The effect of a 24/7 society is a worry when it comes to sleep duration and quality, or the trend to a lack of! The 2016 Sleep Health Survey of Australian Adults highlighted that sleep problems are becoming more common. Sure, the report is one from 2016, but our take on that is that it simply means that you have had more time to do something!
Unsurprisingly, a lack of sleep was found to impact worker performance, with 29% of adults in the study reporting they have made errors at work due to sleepiness or sleep problems.
With 29% of persons reporting that they drive whilst drowsy, it is no surprise to workplaces that 1 in 5 people reported that they have nodded off when driving, whilst 1 in 4 of these people reporting to have had an accident in the past 12 months due to fatigue!

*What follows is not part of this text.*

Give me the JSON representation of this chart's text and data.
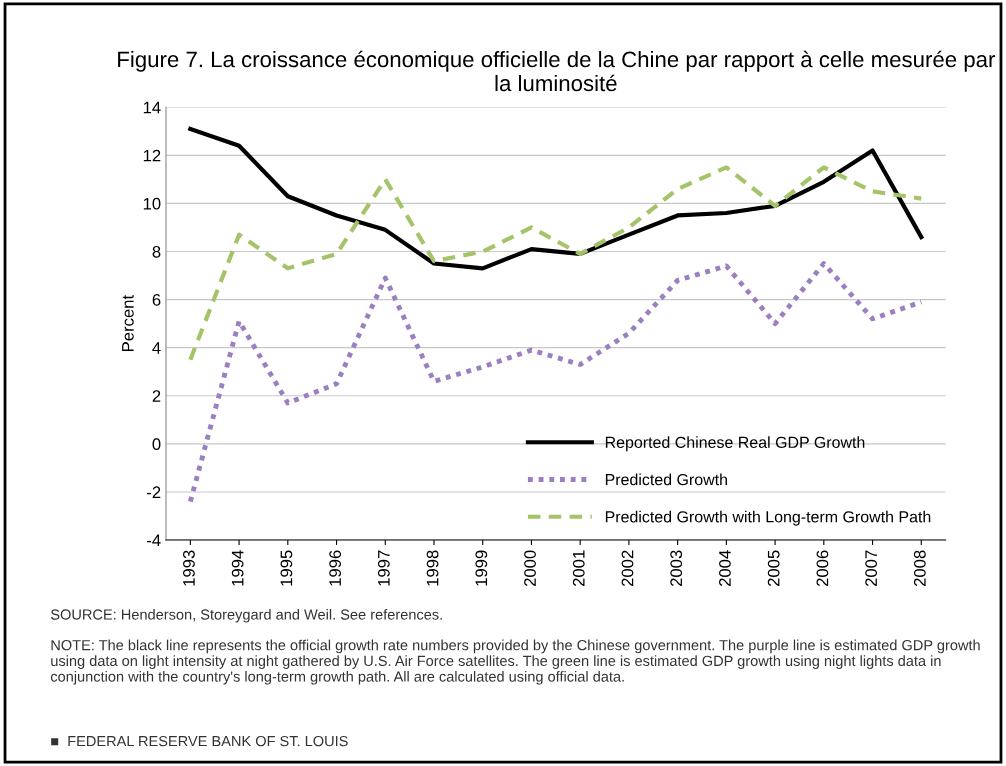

Don’t think for a second that no drivers, no issues! Fatigue was found to influence absenteeism figures, with 17% reporting to have missed work due to feeling sleepy. That will sure impact your bottom line!
These stats are alarming for any business when it comes to ensuring not only a productive workforce, but one that can go home safely at the end of each day.
So, what can be done? Given dedicated siesta times are probably not practical, here are some other considerations for you:
- Have managers and supervisors regularly check-in with their teams to ensure they are on track to deliver. If they are struggling, this may allow you to make adjustments to resources.
- Establish procedures where emails sent before 8 am and after 6 pm are discouraged. If there are workers working outside of these times, encourage them to delay the delivery of work emails until the next day – if you wouldn’t phone to tell the news, then you shouldn’t email!
- Encourage your leaders to leave loudly and on time. Let you workforce know this is ok.
- Be flexible and aware that family situations and/or travel (i.e. changes to public transport); both of these can result in early starts and/or late finishes. In fact, we previously wrote a blog about working dads, and methods that you can use to support their return to the workplace.
- As always, you may consider undertaking a toolbox talk and/or training (as part of a wellbeing campaign) on sleep. Provide your workers to understand the physiological importance.
- Consideration sleep disorder screening for higher risk work workers such as those in transport, shift work and heavy machinery operators…
This is by no means everything. We would love to hear any other tips/tricks/programs you have used.
Sleep tight and don’t let the bedbugs bite!